In general, a query file must contain a where
section with the varno
key set to the list of identifiers of the geophysical variables of interest (see https://apps.ecmwf.int/odbgov/varno for the full list). In addition, it can contain an optional variables
list; the name
key in each item in this list is the name of a column or a bitfield column member to be retrieved from the ODB file. If the mapping file defines mappings for individual members of a bitfield column and the variables
list contains just the name of this column (rather than names of specific members), all members for which mappings exist are retrieved. Finally, an optional ignored names
key can be set to a list of names of ODB columns that should not be mapped to ioda
variables according to the rules defined in the mapping file even if they are loaded from the ODB file for other reasons. By default, this applies to the following columns: date
, time
, receipt_date
, receipt_time
, entryno
, seqno
, varno
, vertco_type
and ops_obsgroup
.
There are two additional options which are specific to data that are divided into records (e.g. radiosonde and ocean profiles).

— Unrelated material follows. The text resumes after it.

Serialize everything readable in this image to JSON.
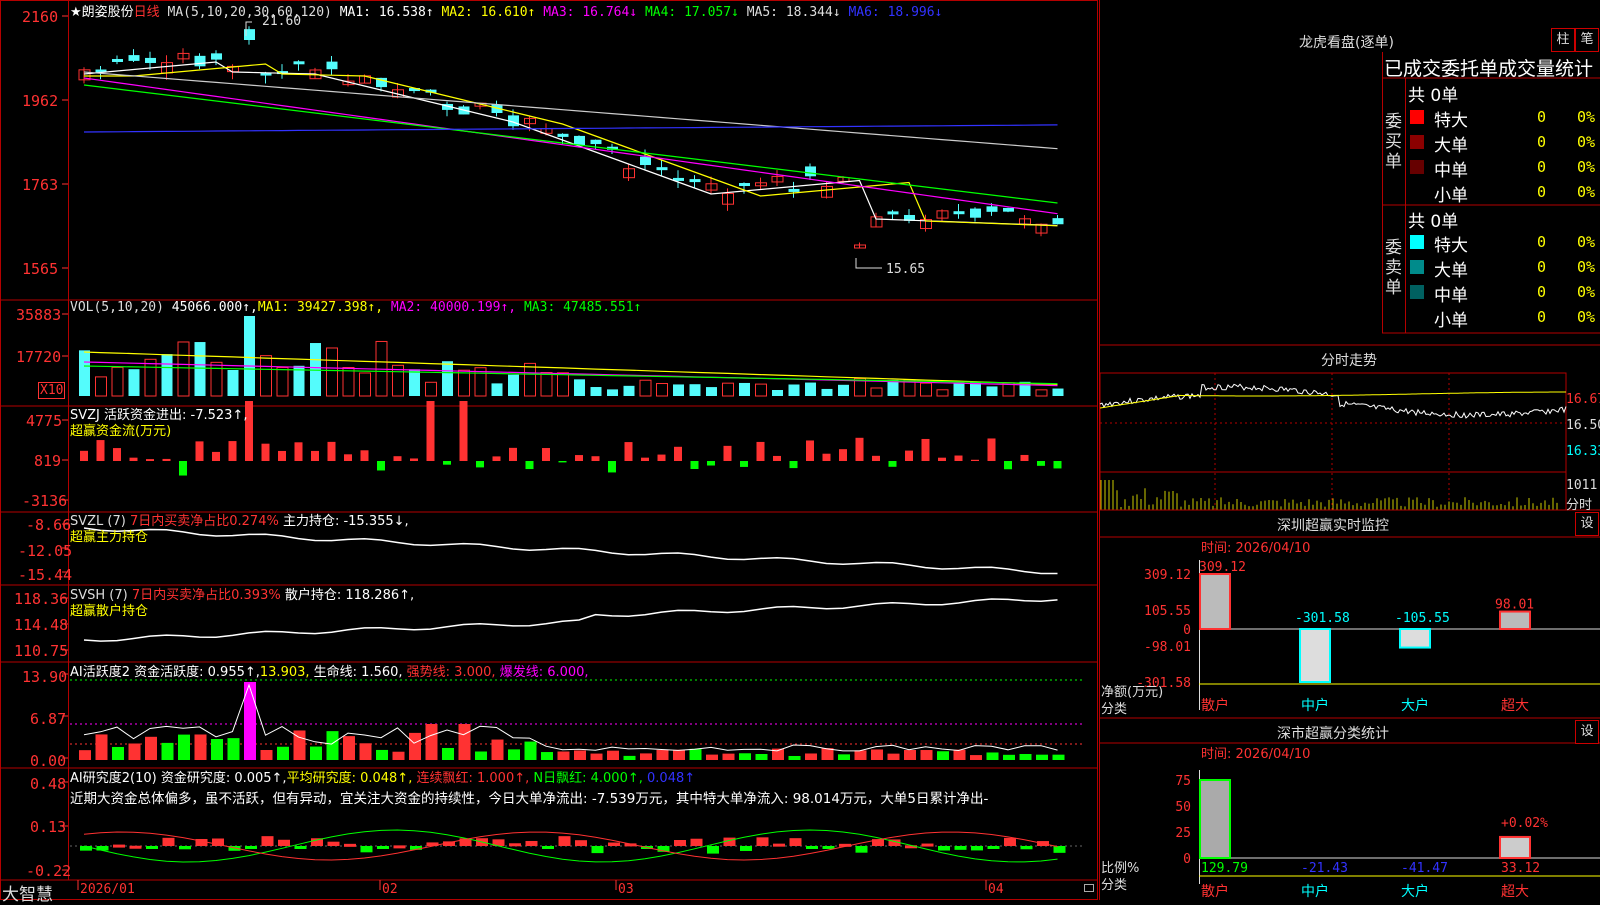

If the option truncate profiles to numlev
is set to true
, each profile is shortened to have a number of levels equal to the ODB variable numlev
,
which varies from profile to profile. This avoids a large number of unnecessary levels being stored in memory. The default value of this parameter is false
.
The option time displacement variable
can be used to define an ODB variable (typically initial_level_time
) which is added on to the station launch time
to produce a dateTime that varies along a profile. If time displacement variable
is empty (the default) then the dateTimes are not changed in this way.